PLP sobre trabalho por aplicativos pode ir à votação em abril; taxa mínima é entrave

Regulamentação de trabalho por aplicativo deve ser votada em abril

© Douglas Gomes/Câmara dos Deputa

A Câmara dos Deputados pode votar até o início de abril o projeto de lei complementar que busca regulamentar o trabalho de motoristas e entregadores de aplicativos. A previsão foi anunciada pelo presidente da Câmara, Hugo Motta, após uma reunião na residência oficial da presidência.

Motta enfatizou que o objetivo é criar uma legislação equilibrada, que proteja os direitos dos trabalhadores autônomos sem impactar negativamente os custos para os consumidores. “Que consigamos entregar ao país uma condição de estes trabalhadores terem as suas garantias, terem condições mais dignas de trabalho e que isso não venha incidir no aumento do custo para os consumidores”, afirmou.

Atualmente, o governo federal estima que cerca de 2,2 milhões de pessoas trabalham no Brasil por meio de plataformas digitais como Uber, 99 Táxi, IFood e InDrive.
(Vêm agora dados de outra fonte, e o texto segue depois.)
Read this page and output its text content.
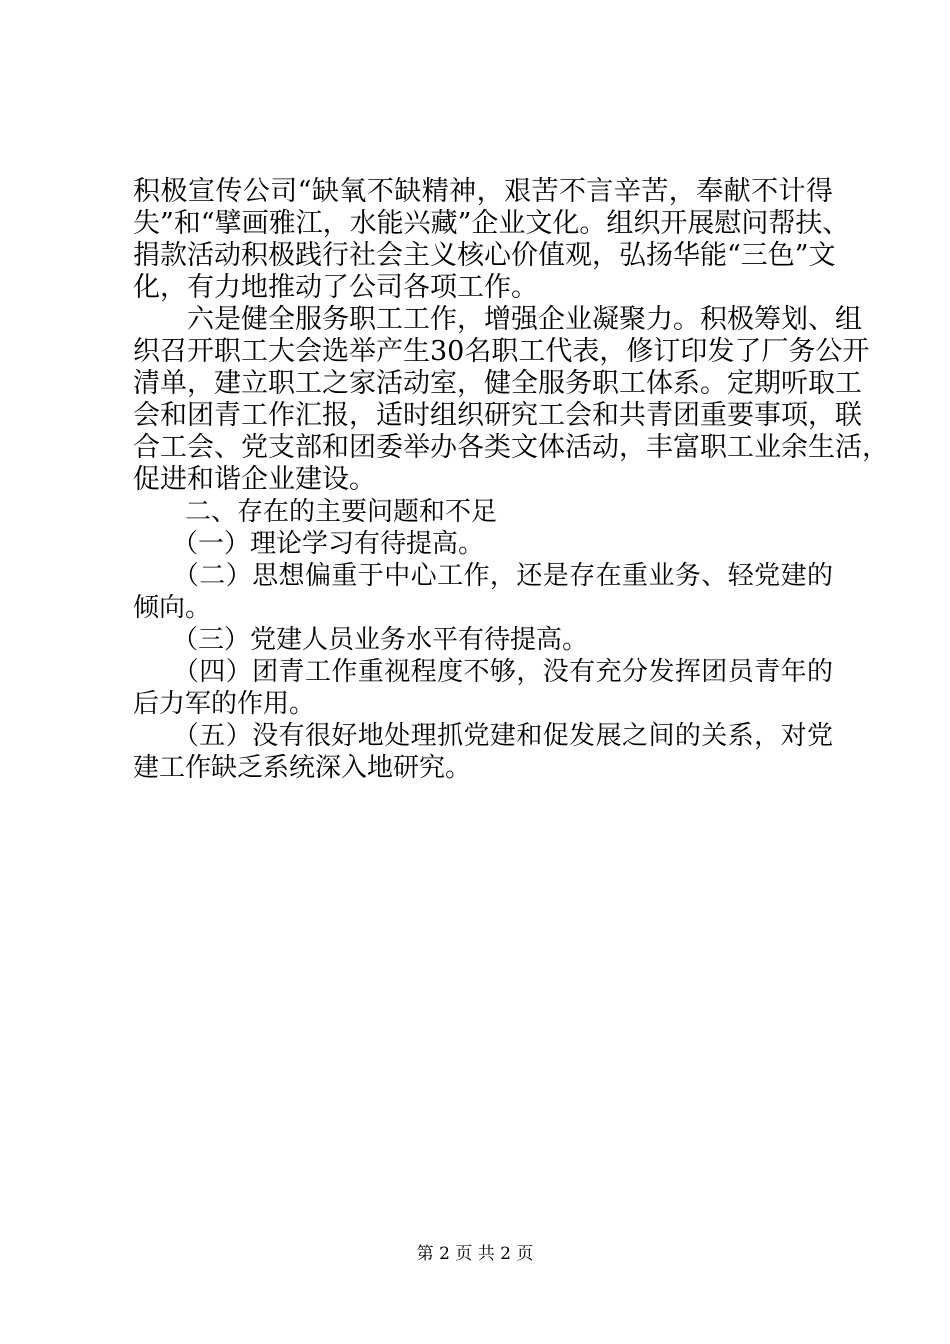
积极宣传公司“缺氧不缺精神，艰苦不言辛苦，奉献不计得
失”和“擘画雅江，水能兴藏”企业文化。组织开展慰问帮扶、
捐款活动积极践行社会主义核心价值观，弘扬华能“三色”文
化，有力地推动了公司各项工作。
　　六是健全服务职工工作，增强企业凝聚力。积极筹划、组
织召开职工大会选举产生30名职工代表，修订印发了厂务公开
清单，建立职工之家活动室，健全服务职工体系。定期听取工
会和团青工作汇报，适时组织研究工会和共青团重要事项，联
合工会、党支部和团委举办各类文体活动，丰富职工业余生活，
促进和谐企业建设。
　　二、存在的主要问题和不足
　　（一）理论学习有待提高。
　　（二）思想偏重于中心工作，还是存在重业务、轻党建的
倾向。
　　（三）党建人员业务水平有待提高。
　　（四）团青工作重视程度不够，没有充分发挥团员青年的
后力军的作用。
　　（五）没有很好地处理抓党建和促发展之间的关系，对党
建工作缺乏系统深入地研究。
第 2 页 共 2 页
O principal ponto de divergência na tramitação do projeto é o valor da taxa básica do serviço e do adicional por distância percorrida. O governo propõe um valor mínimo de R$ 10, acrescido de R$ 2,50 por quilômetro rodado.

O relator da matéria na Comissão Especial da Câmara, deputado Augusto Coutinho, reconheceu a divergência, argumentando que “R$10, em São Paulo, no Rio ou em Brasília não é igual a R$10 no interior de Pernambuco, onde o ticket de um lanche é muito inferior ao daqui. Isso pode inviabilizar esse serviço na ponta”.

O ministro da Secretaria-Geral da Presidência da República, Guilherme Boulos, pretende buscar o diálogo para incluir o valor no relatório final da comissão. “Para o governo existem pontos que são muito caros. Um deles, que é uma demanda dos entregadores de aplicativos, dos motoqueiros, é uma taxa mínima de R$ 10, com adicional de R$ 2,50 por quilômetro rodado. Se não for, o governo pretende apresentar como uma emenda [ao texto na votação]”, declarou Boulos, ressaltando a urgência da regulamentação. “Do jeito que está só interessa às grandes plataformas e não aos trabalhadores. Hoje, você pega o motorista de Uber, a plataforma fica com 50% de taxa de retenção, isso não é razoável”, completou.

Houve consenso em relação à ausência de um valor mínimo de corrida para motoristas, já que, segundo Coutinho, “25% das corridas no Brasil são cobradas menos de R$ 8,50”.

O projeto também aborda a questão previdenciária, mantendo a obrigatoriedade da contribuição mensal à Previdência Social. O ministro do Trabalho e Emprego, Luiz Marinho, reconheceu que o projeto representa uma segurança mínima, sujeita a atualizações futuras. “O pior dos mundos é a situação em que estamos. Esse é o pior dos mundos para o empregador e para o motorista. [É preciso] ter uma lei que estabeleça uma segurança mínima para, a partir daí, os trabalhadores, o próprio Parlamento, o governo procurarem reavaliar, avançar mais à frente para ver se está adequada ou se precisa de aperfeiçoamento”, avaliou.

As negociações para a elaboração da proposta final do relatório estão em andamento. A Comissão Especial deve se reunir nesta quarta-feira (11) para discutir o tema com representantes do Executivo e do Legislativo, visando um acordo.